La Méditation dans le Yoga ne comprend aucune demande d’aide, de pardon, ni de demande adressée à Dieu ou à l’Être Suprême. Elle ne comprend aucune expression d’espoir ou de désir, ou aucun sentiment de doute. La concentration amène le calme et la pénétration des activités mentales et émotionnelles ordinaires à la dimension spirituelle et éternelle de l’infini où le yogi fait l’expérience de l’être absolu, de la conscience et de la félicité.

Une autosuggestion est une déclaration positive de changement pour motiver le subconscient, exprimée au présent et répétée dans un état de profonde relaxation.
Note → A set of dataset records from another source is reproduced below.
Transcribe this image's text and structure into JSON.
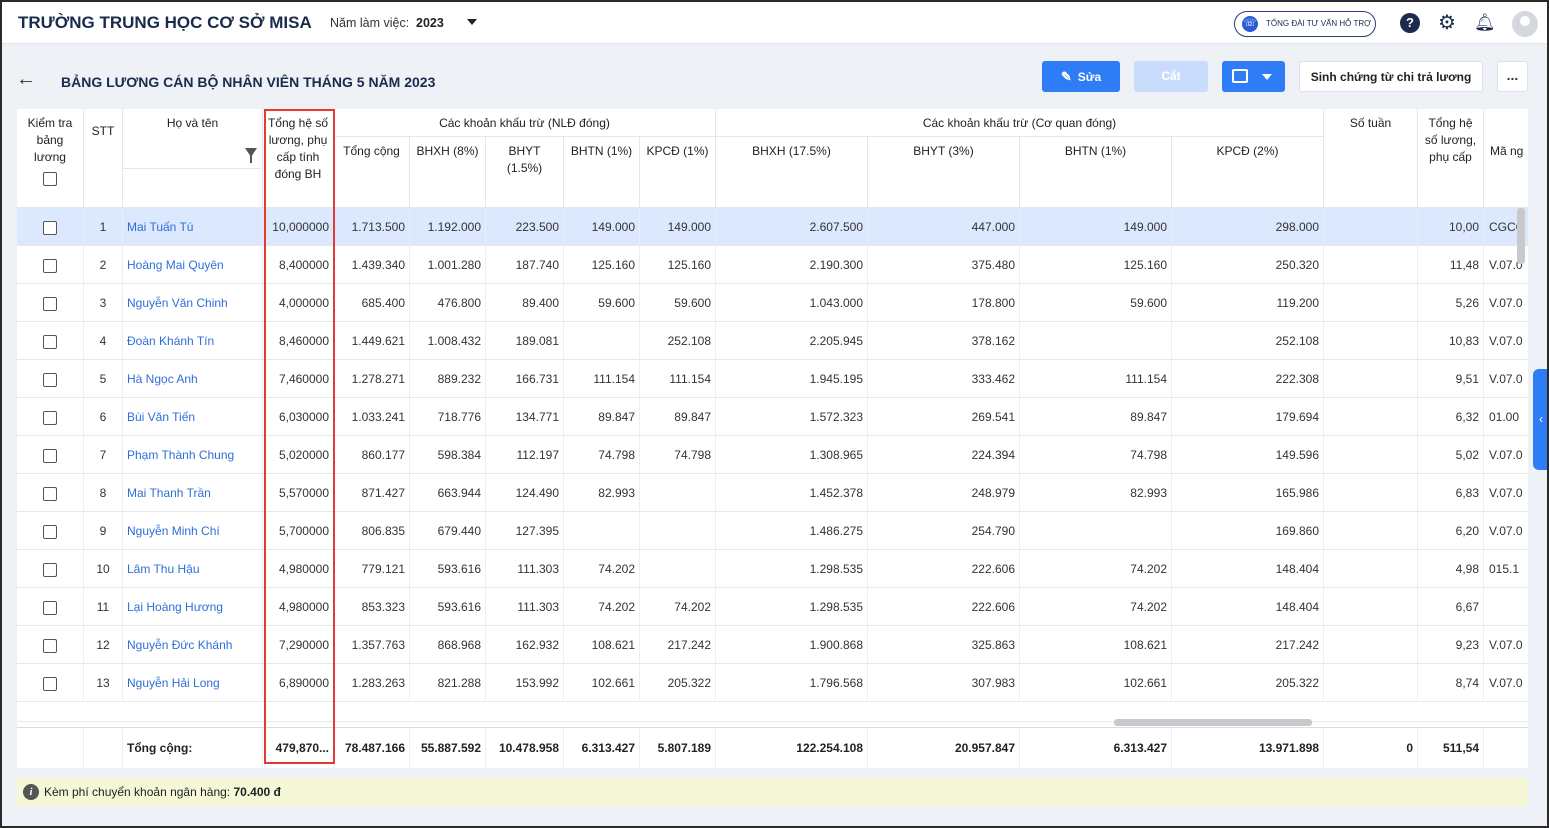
{
  "app": {
    "school_name": "TRƯỜNG TRUNG HỌC CƠ SỞ MISA",
    "year_label": "Năm làm việc:",
    "year_value": "2023",
    "support_label": "TỔNG ĐÀI TƯ VẤN HỖ TRỢ"
  },
  "toolbar": {
    "title": "BẢNG LƯƠNG CÁN BỘ NHÂN VIÊN THÁNG 5 NĂM 2023",
    "edit_label": "Sửa",
    "cut_label": "Cắt",
    "generate_label": "Sinh chứng từ chi trả lương",
    "more_label": "..."
  },
  "columns": {
    "check": "Kiểm tra bảng lương",
    "stt": "STT",
    "name": "Họ và tên",
    "coef": "Tổng hệ số lương, phụ cấp tính đóng BH",
    "group_employee": "Các khoản khấu trừ (NLĐ đóng)",
    "emp_total": "Tổng cộng",
    "emp_bhxh": "BHXH (8%)",
    "emp_bhyt": "BHYT (1.5%)",
    "emp_bhtn": "BHTN (1%)",
    "emp_kpcd": "KPCĐ (1%)",
    "group_agency": "Các khoản khấu trừ (Cơ quan đóng)",
    "ag_bhxh": "BHXH (17.5%)",
    "ag_bhyt": "BHYT (3%)",
    "ag_bhtn": "BHTN (1%)",
    "ag_kpcd": "KPCĐ (2%)",
    "weeks": "Số tuần",
    "coef2": "Tổng hệ số lương, phụ cấp",
    "code": "Mã ng"
  },
  "rows": [
    {
      "stt": "1",
      "name": "Mai Tuấn Tú",
      "coef": "10,000000",
      "emp_total": "1.713.500",
      "emp_bhxh": "1.192.000",
      "emp_bhyt": "223.500",
      "emp_bhtn": "149.000",
      "emp_kpcd": "149.000",
      "ag_bhxh": "2.607.500",
      "ag_bhyt": "447.000",
      "ag_bhtn": "149.000",
      "ag_kpcd": "298.000",
      "weeks": "",
      "coef2": "10,00",
      "code": "CGCC"
    },
    {
      "stt": "2",
      "name": "Hoàng Mai Quyên",
      "coef": "8,400000",
      "emp_total": "1.439.340",
      "emp_bhxh": "1.001.280",
      "emp_bhyt": "187.740",
      "emp_bhtn": "125.160",
      "emp_kpcd": "125.160",
      "ag_bhxh": "2.190.300",
      "ag_bhyt": "375.480",
      "ag_bhtn": "125.160",
      "ag_kpcd": "250.320",
      "weeks": "",
      "coef2": "11,48",
      "code": "V.07.0"
    },
    {
      "stt": "3",
      "name": "Nguyễn Văn Chinh",
      "coef": "4,000000",
      "emp_total": "685.400",
      "emp_bhxh": "476.800",
      "emp_bhyt": "89.400",
      "emp_bhtn": "59.600",
      "emp_kpcd": "59.600",
      "ag_bhxh": "1.043.000",
      "ag_bhyt": "178.800",
      "ag_bhtn": "59.600",
      "ag_kpcd": "119.200",
      "weeks": "",
      "coef2": "5,26",
      "code": "V.07.0"
    },
    {
      "stt": "4",
      "name": "Đoàn Khánh Tín",
      "coef": "8,460000",
      "emp_total": "1.449.621",
      "emp_bhxh": "1.008.432",
      "emp_bhyt": "189.081",
      "emp_bhtn": "",
      "emp_kpcd": "252.108",
      "ag_bhxh": "2.205.945",
      "ag_bhyt": "378.162",
      "ag_bhtn": "",
      "ag_kpcd": "252.108",
      "weeks": "",
      "coef2": "10,83",
      "code": "V.07.0"
    },
    {
      "stt": "5",
      "name": "Hà Ngọc Anh",
      "coef": "7,460000",
      "emp_total": "1.278.271",
      "emp_bhxh": "889.232",
      "emp_bhyt": "166.731",
      "emp_bhtn": "111.154",
      "emp_kpcd": "111.154",
      "ag_bhxh": "1.945.195",
      "ag_bhyt": "333.462",
      "ag_bhtn": "111.154",
      "ag_kpcd": "222.308",
      "weeks": "",
      "coef2": "9,51",
      "code": "V.07.0"
    },
    {
      "stt": "6",
      "name": "Bùi Văn Tiến",
      "coef": "6,030000",
      "emp_total": "1.033.241",
      "emp_bhxh": "718.776",
      "emp_bhyt": "134.771",
      "emp_bhtn": "89.847",
      "emp_kpcd": "89.847",
      "ag_bhxh": "1.572.323",
      "ag_bhyt": "269.541",
      "ag_bhtn": "89.847",
      "ag_kpcd": "179.694",
      "weeks": "",
      "coef2": "6,32",
      "code": "01.00"
    },
    {
      "stt": "7",
      "name": "Phạm Thành Chung",
      "coef": "5,020000",
      "emp_total": "860.177",
      "emp_bhxh": "598.384",
      "emp_bhyt": "112.197",
      "emp_bhtn": "74.798",
      "emp_kpcd": "74.798",
      "ag_bhxh": "1.308.965",
      "ag_bhyt": "224.394",
      "ag_bhtn": "74.798",
      "ag_kpcd": "149.596",
      "weeks": "",
      "coef2": "5,02",
      "code": "V.07.0"
    },
    {
      "stt": "8",
      "name": "Mai Thanh Trần",
      "coef": "5,570000",
      "emp_total": "871.427",
      "emp_bhxh": "663.944",
      "emp_bhyt": "124.490",
      "emp_bhtn": "82.993",
      "emp_kpcd": "",
      "ag_bhxh": "1.452.378",
      "ag_bhyt": "248.979",
      "ag_bhtn": "82.993",
      "ag_kpcd": "165.986",
      "weeks": "",
      "coef2": "6,83",
      "code": "V.07.0"
    },
    {
      "stt": "9",
      "name": "Nguyễn Minh Chí",
      "coef": "5,700000",
      "emp_total": "806.835",
      "emp_bhxh": "679.440",
      "emp_bhyt": "127.395",
      "emp_bhtn": "",
      "emp_kpcd": "",
      "ag_bhxh": "1.486.275",
      "ag_bhyt": "254.790",
      "ag_bhtn": "",
      "ag_kpcd": "169.860",
      "weeks": "",
      "coef2": "6,20",
      "code": "V.07.0"
    },
    {
      "stt": "10",
      "name": "Lâm Thu Hậu",
      "coef": "4,980000",
      "emp_total": "779.121",
      "emp_bhxh": "593.616",
      "emp_bhyt": "111.303",
      "emp_bhtn": "74.202",
      "emp_kpcd": "",
      "ag_bhxh": "1.298.535",
      "ag_bhyt": "222.606",
      "ag_bhtn": "74.202",
      "ag_kpcd": "148.404",
      "weeks": "",
      "coef2": "4,98",
      "code": "015.1"
    },
    {
      "stt": "11",
      "name": "Lại Hoàng Hương",
      "coef": "4,980000",
      "emp_total": "853.323",
      "emp_bhxh": "593.616",
      "emp_bhyt": "111.303",
      "emp_bhtn": "74.202",
      "emp_kpcd": "74.202",
      "ag_bhxh": "1.298.535",
      "ag_bhyt": "222.606",
      "ag_bhtn": "74.202",
      "ag_kpcd": "148.404",
      "weeks": "",
      "coef2": "6,67",
      "code": ""
    },
    {
      "stt": "12",
      "name": "Nguyễn Đức Khánh",
      "coef": "7,290000",
      "emp_total": "1.357.763",
      "emp_bhxh": "868.968",
      "emp_bhyt": "162.932",
      "emp_bhtn": "108.621",
      "emp_kpcd": "217.242",
      "ag_bhxh": "1.900.868",
      "ag_bhyt": "325.863",
      "ag_bhtn": "108.621",
      "ag_kpcd": "217.242",
      "weeks": "",
      "coef2": "9,23",
      "code": "V.07.0"
    },
    {
      "stt": "13",
      "name": "Nguyễn Hải Long",
      "coef": "6,890000",
      "emp_total": "1.283.263",
      "emp_bhxh": "821.288",
      "emp_bhyt": "153.992",
      "emp_bhtn": "102.661",
      "emp_kpcd": "205.322",
      "ag_bhxh": "1.796.568",
      "ag_bhyt": "307.983",
      "ag_bhtn": "102.661",
      "ag_kpcd": "205.322",
      "weeks": "",
      "coef2": "8,74",
      "code": "V.07.0"
    }
  ],
  "totals": {
    "label": "Tổng cộng:",
    "coef": "479,870...",
    "emp_total": "78.487.166",
    "emp_bhxh": "55.887.592",
    "emp_bhyt": "10.478.958",
    "emp_bhtn": "6.313.427",
    "emp_kpcd": "5.807.189",
    "ag_bhxh": "122.254.108",
    "ag_bhyt": "20.957.847",
    "ag_bhtn": "6.313.427",
    "ag_kpcd": "13.971.898",
    "weeks": "0",
    "coef2": "511,54"
  },
  "footer": {
    "note_label": "Kèm phí chuyển khoản ngân hàng:",
    "note_value": "70.400 đ"
  },
  "colors": {
    "primary": "#2e7cf6",
    "link": "#2e6fd8",
    "highlight_border": "#e53935",
    "selected_row": "#dbe8fd",
    "note_bg": "#f5f8d6"
  }
}
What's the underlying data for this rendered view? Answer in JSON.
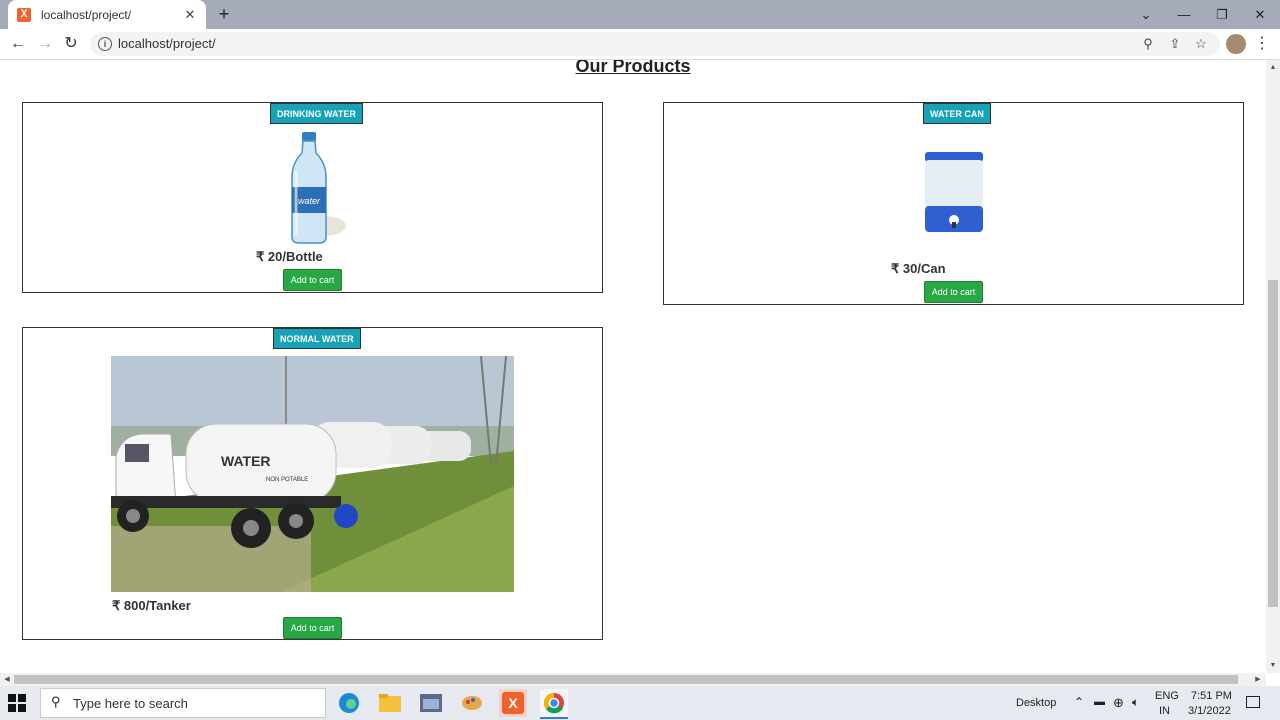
{
  "browser": {
    "tab_title": "localhost/project/",
    "url": "localhost/project/",
    "new_tab_symbol": "+",
    "close_symbol": "✕"
  },
  "page": {
    "heading": "Our Products",
    "products": [
      {
        "badge": "DRINKING WATER",
        "price": "₹ 20/Bottle",
        "button": "Add to cart",
        "image": "water-bottle-image"
      },
      {
        "badge": "WATER CAN",
        "price": "₹ 30/Can",
        "button": "Add to cart",
        "image": "water-can-image"
      },
      {
        "badge": "NORMAL WATER",
        "price": "₹ 800/Tanker",
        "button": "Add to cart",
        "image": "water-tanker-trucks-image",
        "truck_text_1": "WATER",
        "truck_text_2": "NON POTABLE"
      }
    ]
  },
  "taskbar": {
    "search_placeholder": "Type here to search",
    "desktop_label": "Desktop",
    "lang_line1": "ENG",
    "lang_line2": "IN",
    "time": "7:51 PM",
    "date": "3/1/2022"
  },
  "colors": {
    "badge": "#17a2b8",
    "button": "#28a745",
    "tab_strip": "#a5abb8"
  }
}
Patanjali nous dit dans le Sûtra du Yoga II.33 : « Lorsque l’on est asservi par des pensées négatives, leurs contraires devraient être cultivées ». Pour utiliser une analogie, si le subconscient est comme un ordinateur rempli de logiciels ou par analogie, avec des habitudes mentales, des conditionnements et des mémoires qui gouvernent ses pensées, ses paroles et ses actions, alors une autosuggestion est un programme installé délibérément par le propriétaire pour effectuer un changement positif. Une bonne partie de ce qui emplit le subconscient n’a pas été mise là délibérément. Les expériences de la vie laissent automatiquement des impressions ou des mémoires. Lorsqu’elles sont souvent répétées, ces impressions se renforcent et deviennent des habitudes. Alors, si vous voulez les retirer, la meilleure manière est de ne pas vous battre avec elles ni essayer de les supprimer, mais simplement de les remplacer par une nouvelle programmation.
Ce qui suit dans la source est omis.